Exemplar-Centered Supervised Shallow Parametric Data Embedding
This work addresses scalability and efficiency problems in classification and data embedding for researchers and practitioners dealing with large datasets, though it is incremental as it builds on existing metric learning frameworks.
The paper tackles the quadratic computational complexity and scalability issues of metric learning methods for dimensionality reduction by introducing an exemplar-centered supervised shallow parametric data embedding model, which achieves linear complexity and demonstrates hundreds of times speedup in kNN classification while outperforming state-of-the-art approaches on benchmark datasets.

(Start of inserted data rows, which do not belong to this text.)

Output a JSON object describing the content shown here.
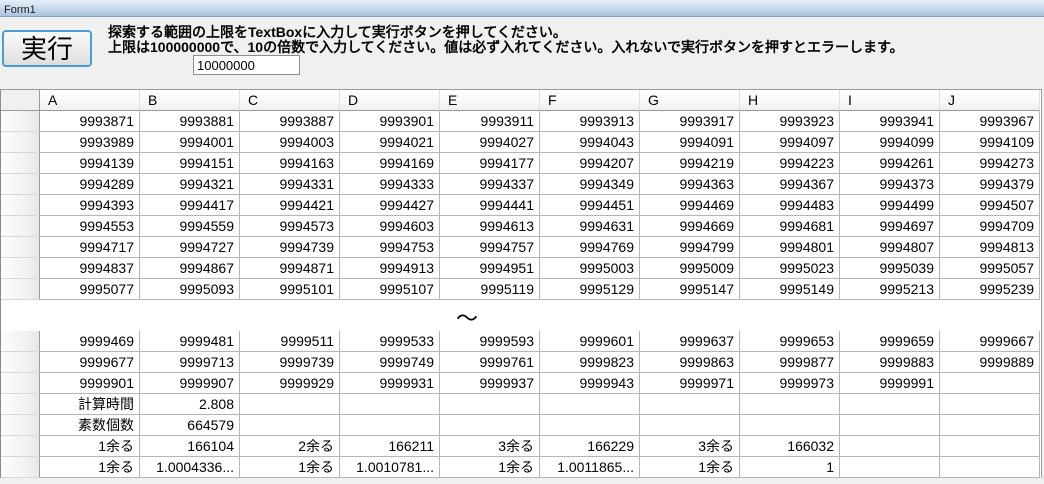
{
  "window": {
    "title": "Form1"
  },
  "toolbar": {
    "run_button_label": "実行",
    "instructions_line1": "探索する範囲の上限をTextBoxに入力して実行ボタンを押してください。",
    "instructions_line2": "上限は100000000で、10の倍数で入力してください。値は必ず入れてください。入れないで実行ボタンを押すとエラーします。",
    "upper_limit_value": "10000000"
  },
  "grid": {
    "columns": [
      "A",
      "B",
      "C",
      "D",
      "E",
      "F",
      "G",
      "H",
      "I",
      "J"
    ],
    "top_rows": [
      [
        "9993871",
        "9993881",
        "9993887",
        "9993901",
        "9993911",
        "9993913",
        "9993917",
        "9993923",
        "9993941",
        "9993967"
      ],
      [
        "9993989",
        "9994001",
        "9994003",
        "9994021",
        "9994027",
        "9994043",
        "9994091",
        "9994097",
        "9994099",
        "9994109"
      ],
      [
        "9994139",
        "9994151",
        "9994163",
        "9994169",
        "9994177",
        "9994207",
        "9994219",
        "9994223",
        "9994261",
        "9994273"
      ],
      [
        "9994289",
        "9994321",
        "9994331",
        "9994333",
        "9994337",
        "9994349",
        "9994363",
        "9994367",
        "9994373",
        "9994379"
      ],
      [
        "9994393",
        "9994417",
        "9994421",
        "9994427",
        "9994441",
        "9994451",
        "9994469",
        "9994483",
        "9994499",
        "9994507"
      ],
      [
        "9994553",
        "9994559",
        "9994573",
        "9994603",
        "9994613",
        "9994631",
        "9994669",
        "9994681",
        "9994697",
        "9994709"
      ],
      [
        "9994717",
        "9994727",
        "9994739",
        "9994753",
        "9994757",
        "9994769",
        "9994799",
        "9994801",
        "9994807",
        "9994813"
      ],
      [
        "9994837",
        "9994867",
        "9994871",
        "9994913",
        "9994951",
        "9995003",
        "9995009",
        "9995023",
        "9995039",
        "9995057"
      ],
      [
        "9995077",
        "9995093",
        "9995101",
        "9995107",
        "9995119",
        "9995129",
        "9995147",
        "9995149",
        "9995213",
        "9995239"
      ]
    ],
    "separator": "〜",
    "bottom_rows": [
      [
        "9999469",
        "9999481",
        "9999511",
        "9999533",
        "9999593",
        "9999601",
        "9999637",
        "9999653",
        "9999659",
        "9999667"
      ],
      [
        "9999677",
        "9999713",
        "9999739",
        "9999749",
        "9999761",
        "9999823",
        "9999863",
        "9999877",
        "9999883",
        "9999889"
      ],
      [
        "9999901",
        "9999907",
        "9999929",
        "9999931",
        "9999937",
        "9999943",
        "9999971",
        "9999973",
        "9999991",
        ""
      ],
      [
        "計算時間",
        "2.808",
        "",
        "",
        "",
        "",
        "",
        "",
        "",
        ""
      ],
      [
        "素数個数",
        "664579",
        "",
        "",
        "",
        "",
        "",
        "",
        "",
        ""
      ],
      [
        "1余る",
        "166104",
        "2余る",
        "166211",
        "3余る",
        "166229",
        "3余る",
        "166032",
        "",
        ""
      ],
      [
        "1余る",
        "1.0004336...",
        "1余る",
        "1.0010781...",
        "1余る",
        "1.0011865...",
        "1余る",
        "1",
        "",
        ""
      ]
    ]
  }
}
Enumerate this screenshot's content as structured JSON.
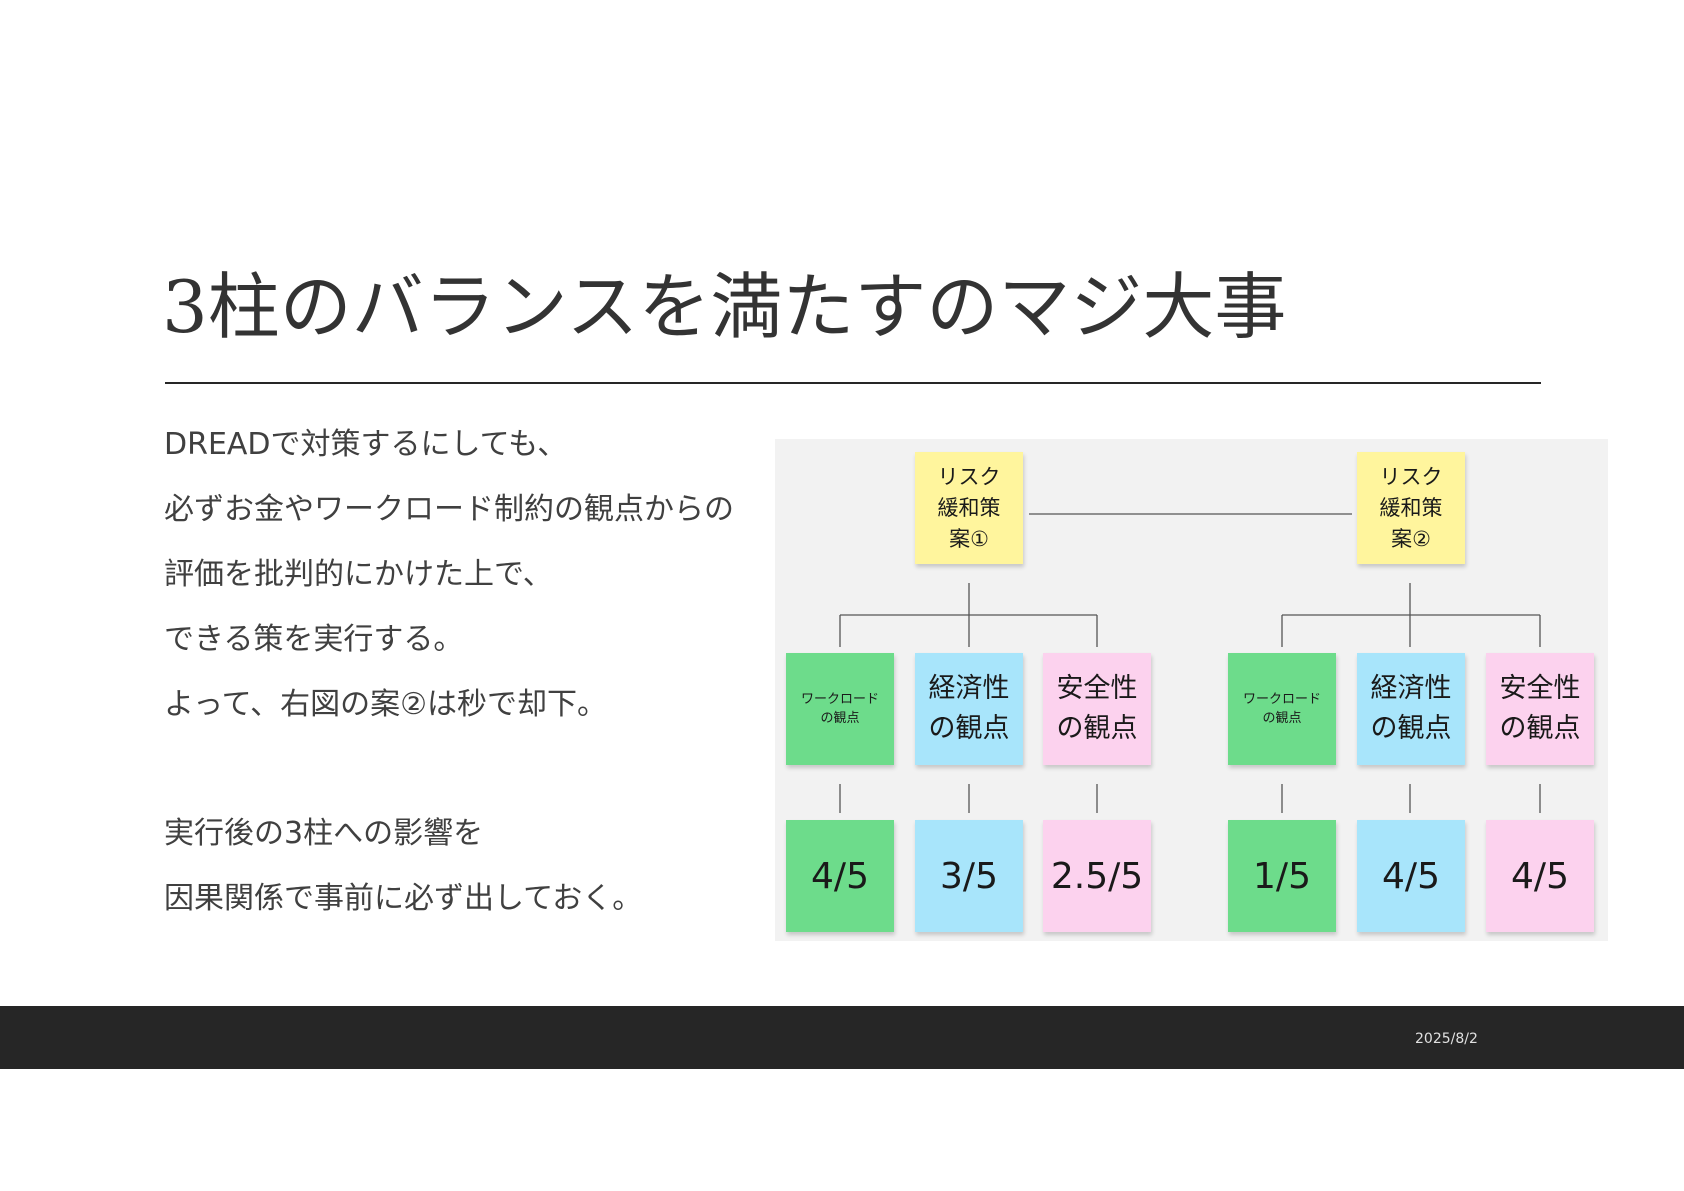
{
  "slide": {
    "title": "3柱のバランスを満たすのマジ大事",
    "body_lines": [
      "DREADで対策するにしても、",
      "必ずお金やワークロード制約の観点からの",
      "評価を批判的にかけた上で、",
      "できる策を実行する。",
      "よって、右図の案②は秒で却下。"
    ],
    "body_lines_2": [
      "実行後の3柱への影響を",
      "因果関係で事前に必ず出しておく。"
    ],
    "footer_date": "2025/8/2"
  },
  "diagram": {
    "plan1": {
      "title": "リスク\n緩和策\n案①",
      "workload_label": "ワークロード\nの観点",
      "economic_label": "経済性\nの観点",
      "safety_label": "安全性\nの観点",
      "workload_score": "4/5",
      "economic_score": "3/5",
      "safety_score": "2.5/5"
    },
    "plan2": {
      "title": "リスク\n緩和策\n案②",
      "workload_label": "ワークロード\nの観点",
      "economic_label": "経済性\nの観点",
      "safety_label": "安全性\nの観点",
      "workload_score": "1/5",
      "economic_score": "4/5",
      "safety_score": "4/5"
    },
    "colors": {
      "yellow": "#fff59d",
      "green": "#6ddc8b",
      "blue": "#a8e5fb",
      "pink": "#fcd2ee",
      "footer": "#262626"
    }
  }
}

Metric learning methods for dimensionality reduction in combination with k-Nearest Neighbors (kNN) have been extensively deployed in many classification, data embedding, and information retrieval applications. However, most of these approaches involve pairwise training data comparisons, and thus have quadratic computational complexity with respect to the size of training set, preventing them from scaling to fairly big datasets. Moreover, during testing, comparing test data against all the training data points is also expensive in terms of both computational cost and resources required. Furthermore, previous metrics are either too constrained or too expressive to be well learned. To effectively solve these issues, we present an exemplar-centered supervised shallow parametric data embedding model, using a Maximally Collapsing Metric Learning (MCML) objective. Our strategy learns a shallow high-order parametric embedding function and compares training/test data only with learned or precomputed exemplars, resulting in a cost function with linear computational complexity for both training and testing. We also empirically demonstrate, using several benchmark datasets, that for classification in two-dimensional embedding space, our approach not only gains speedup of kNN by hundreds of times, but also outperforms state-of-the-art supervised embedding approaches.